Mehraufwand, der sich lohnt. „Den Kollegen geht das Herz auf, die kommen viel entspannter aus dem Zimmer raus“, sagt Gabriele Glaninger, Bereichsleiterin Pflege. Darüber hinaus sei das nach vielen Negativschlagzeilen über die finanzielle Lage des Krankenhauses eine positive Nachricht über die gute, innovative Pflege im RKH.
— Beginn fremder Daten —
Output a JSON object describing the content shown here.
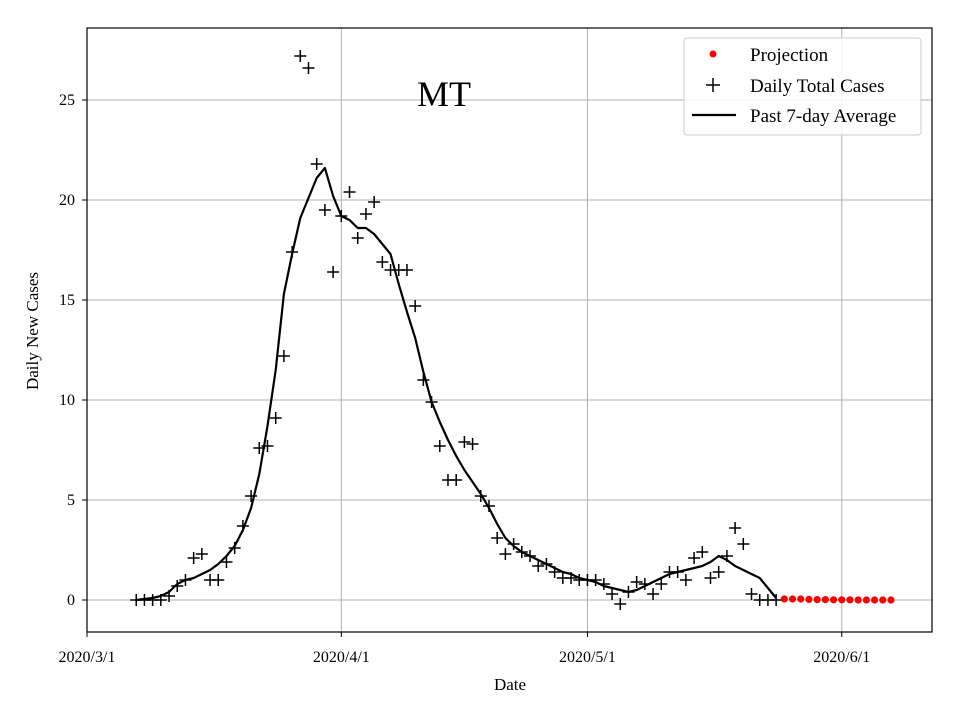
{
  "chart_data": {
    "type": "line",
    "title": "MT",
    "xlabel": "Date",
    "ylabel": "Daily New Cases",
    "x_start_date": "2020-03-01",
    "xlim": [
      0,
      103
    ],
    "ylim": [
      -1.6,
      28.6
    ],
    "grid": true,
    "x_ticks": [
      {
        "day": 0,
        "label": "2020/3/1"
      },
      {
        "day": 31,
        "label": "2020/4/1"
      },
      {
        "day": 61,
        "label": "2020/5/1"
      },
      {
        "day": 92,
        "label": "2020/6/1"
      }
    ],
    "y_ticks": [
      0,
      5,
      10,
      15,
      20,
      25
    ],
    "legend": {
      "position": "top-right",
      "entries": [
        {
          "label": "Projection",
          "style": "red-dot"
        },
        {
          "label": "Daily Total Cases",
          "style": "plus"
        },
        {
          "label": "Past 7-day Average",
          "style": "line"
        }
      ]
    },
    "colors": {
      "projection": "#ff0000",
      "daily": "#000000",
      "average": "#000000",
      "grid": "#b0b0b0"
    },
    "series": [
      {
        "name": "Daily Total Cases",
        "marker": "plus",
        "points": [
          [
            6,
            0
          ],
          [
            7,
            0
          ],
          [
            8,
            0
          ],
          [
            9,
            0
          ],
          [
            10,
            0.2
          ],
          [
            11,
            0.7
          ],
          [
            12,
            1
          ],
          [
            13,
            2.1
          ],
          [
            14,
            2.3
          ],
          [
            15,
            1
          ],
          [
            16,
            1
          ],
          [
            17,
            1.9
          ],
          [
            18,
            2.6
          ],
          [
            19,
            3.7
          ],
          [
            20,
            5.2
          ],
          [
            21,
            7.6
          ],
          [
            22,
            7.7
          ],
          [
            23,
            9.1
          ],
          [
            24,
            12.2
          ],
          [
            25,
            17.4
          ],
          [
            26,
            27.2
          ],
          [
            27,
            26.6
          ],
          [
            28,
            21.8
          ],
          [
            29,
            19.5
          ],
          [
            30,
            16.4
          ],
          [
            31,
            19.2
          ],
          [
            32,
            20.4
          ],
          [
            33,
            18.1
          ],
          [
            34,
            19.3
          ],
          [
            35,
            19.9
          ],
          [
            36,
            16.9
          ],
          [
            37,
            16.5
          ],
          [
            38,
            16.5
          ],
          [
            39,
            16.5
          ],
          [
            40,
            14.7
          ],
          [
            41,
            11
          ],
          [
            42,
            9.9
          ],
          [
            43,
            7.7
          ],
          [
            44,
            6
          ],
          [
            45,
            6
          ],
          [
            46,
            7.9
          ],
          [
            47,
            7.8
          ],
          [
            48,
            5.2
          ],
          [
            49,
            4.7
          ],
          [
            50,
            3.1
          ],
          [
            51,
            2.3
          ],
          [
            52,
            2.8
          ],
          [
            53,
            2.4
          ],
          [
            54,
            2.2
          ],
          [
            55,
            1.7
          ],
          [
            56,
            1.8
          ],
          [
            57,
            1.4
          ],
          [
            58,
            1.1
          ],
          [
            59,
            1.1
          ],
          [
            60,
            1
          ],
          [
            61,
            1
          ],
          [
            62,
            1
          ],
          [
            63,
            0.8
          ],
          [
            64,
            0.3
          ],
          [
            65,
            -0.2
          ],
          [
            66,
            0.4
          ],
          [
            67,
            0.9
          ],
          [
            68,
            0.8
          ],
          [
            69,
            0.3
          ],
          [
            70,
            0.8
          ],
          [
            71,
            1.4
          ],
          [
            72,
            1.4
          ],
          [
            73,
            1
          ],
          [
            74,
            2.1
          ],
          [
            75,
            2.4
          ],
          [
            76,
            1.1
          ],
          [
            77,
            1.4
          ],
          [
            78,
            2.2
          ],
          [
            79,
            3.6
          ],
          [
            80,
            2.8
          ],
          [
            81,
            0.3
          ],
          [
            82,
            0
          ],
          [
            83,
            0
          ],
          [
            84,
            0
          ]
        ]
      },
      {
        "name": "Past 7-day Average",
        "marker": "line",
        "points": [
          [
            6,
            0
          ],
          [
            8,
            0.1
          ],
          [
            9,
            0.2
          ],
          [
            10,
            0.4
          ],
          [
            11,
            0.8
          ],
          [
            12,
            1
          ],
          [
            13,
            1.1
          ],
          [
            14,
            1.3
          ],
          [
            15,
            1.5
          ],
          [
            16,
            1.8
          ],
          [
            17,
            2.2
          ],
          [
            18,
            2.7
          ],
          [
            19,
            3.5
          ],
          [
            20,
            4.6
          ],
          [
            21,
            6.3
          ],
          [
            22,
            8.7
          ],
          [
            23,
            11.5
          ],
          [
            24,
            15.3
          ],
          [
            25,
            17.3
          ],
          [
            26,
            19.1
          ],
          [
            27,
            20.1
          ],
          [
            28,
            21.1
          ],
          [
            29,
            21.6
          ],
          [
            30,
            20.2
          ],
          [
            31,
            19.2
          ],
          [
            32,
            19
          ],
          [
            33,
            18.6
          ],
          [
            34,
            18.6
          ],
          [
            35,
            18.3
          ],
          [
            36,
            17.8
          ],
          [
            37,
            17.3
          ],
          [
            38,
            15.8
          ],
          [
            39,
            14.4
          ],
          [
            40,
            13.1
          ],
          [
            41,
            11.4
          ],
          [
            42,
            9.9
          ],
          [
            43,
            8.9
          ],
          [
            44,
            8
          ],
          [
            45,
            7.2
          ],
          [
            46,
            6.5
          ],
          [
            47,
            5.9
          ],
          [
            48,
            5.3
          ],
          [
            49,
            4.6
          ],
          [
            50,
            3.8
          ],
          [
            51,
            3.1
          ],
          [
            52,
            2.7
          ],
          [
            53,
            2.4
          ],
          [
            54,
            2.2
          ],
          [
            55,
            2
          ],
          [
            56,
            1.8
          ],
          [
            57,
            1.6
          ],
          [
            58,
            1.4
          ],
          [
            59,
            1.3
          ],
          [
            60,
            1.1
          ],
          [
            61,
            1
          ],
          [
            62,
            0.9
          ],
          [
            63,
            0.7
          ],
          [
            64,
            0.6
          ],
          [
            65,
            0.5
          ],
          [
            66,
            0.4
          ],
          [
            67,
            0.5
          ],
          [
            68,
            0.7
          ],
          [
            69,
            0.9
          ],
          [
            70,
            1.1
          ],
          [
            71,
            1.3
          ],
          [
            72,
            1.4
          ],
          [
            73,
            1.5
          ],
          [
            74,
            1.6
          ],
          [
            75,
            1.7
          ],
          [
            76,
            1.9
          ],
          [
            77,
            2.2
          ],
          [
            78,
            2
          ],
          [
            79,
            1.7
          ],
          [
            80,
            1.5
          ],
          [
            81,
            1.3
          ],
          [
            82,
            1.1
          ],
          [
            83,
            0.6
          ],
          [
            84,
            0.1
          ]
        ]
      },
      {
        "name": "Projection",
        "marker": "red-dot",
        "points": [
          [
            85,
            0.05
          ],
          [
            86,
            0.05
          ],
          [
            87,
            0.05
          ],
          [
            88,
            0.03
          ],
          [
            89,
            0.02
          ],
          [
            90,
            0.02
          ],
          [
            91,
            0.01
          ],
          [
            92,
            0.01
          ],
          [
            93,
            0.01
          ],
          [
            94,
            0
          ],
          [
            95,
            0
          ],
          [
            96,
            0
          ],
          [
            97,
            0
          ],
          [
            98,
            0
          ]
        ]
      }
    ]
  }
}
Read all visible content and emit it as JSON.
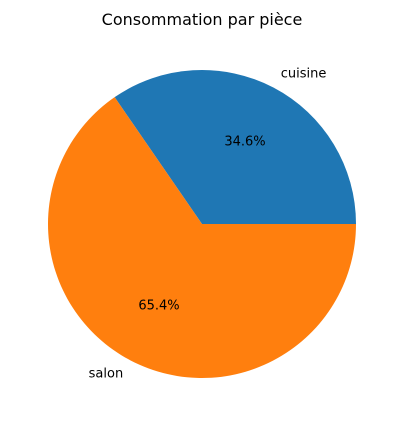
{
  "chart_data": {
    "type": "pie",
    "title": "Consommation par pièce",
    "slices": [
      {
        "label": "cuisine",
        "value": 34.6,
        "pct_label": "34.6%",
        "color": "#1f77b4"
      },
      {
        "label": "salon",
        "value": 65.4,
        "pct_label": "65.4%",
        "color": "#ff7f0e"
      }
    ],
    "start_angle": 0,
    "direction": "counterclockwise"
  }
}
Ein Tag, bevor Mate ihren wöchentlichen Besuchsdienst antritt, entscheidet sich das Ärzte- und Pflegeteam für einen Patienten. „Früher geht nicht, weil die Patienten auf der Intensivstation so krank sind, dass sich innerhalb eines Tages ihr Zustand verändern kann“, erklärt Monica Büler. Vor dem Besuch wird mit Angehörigen und Patienten abgesprochen, ob sie Angst vor Hunden haben oder eine Allergie. Bis November sind Termine mit Mate eingeplant, und für alle Beteiligten ist jetzt schon klar: Die Hündin soll bleiben.
„Ich hab einfach eine große, innere Freude in mir und das spürt Mate“, sagt ihre Besitzerin Elke Recktenwald. Jeder Moment mit Patienten sei besonders.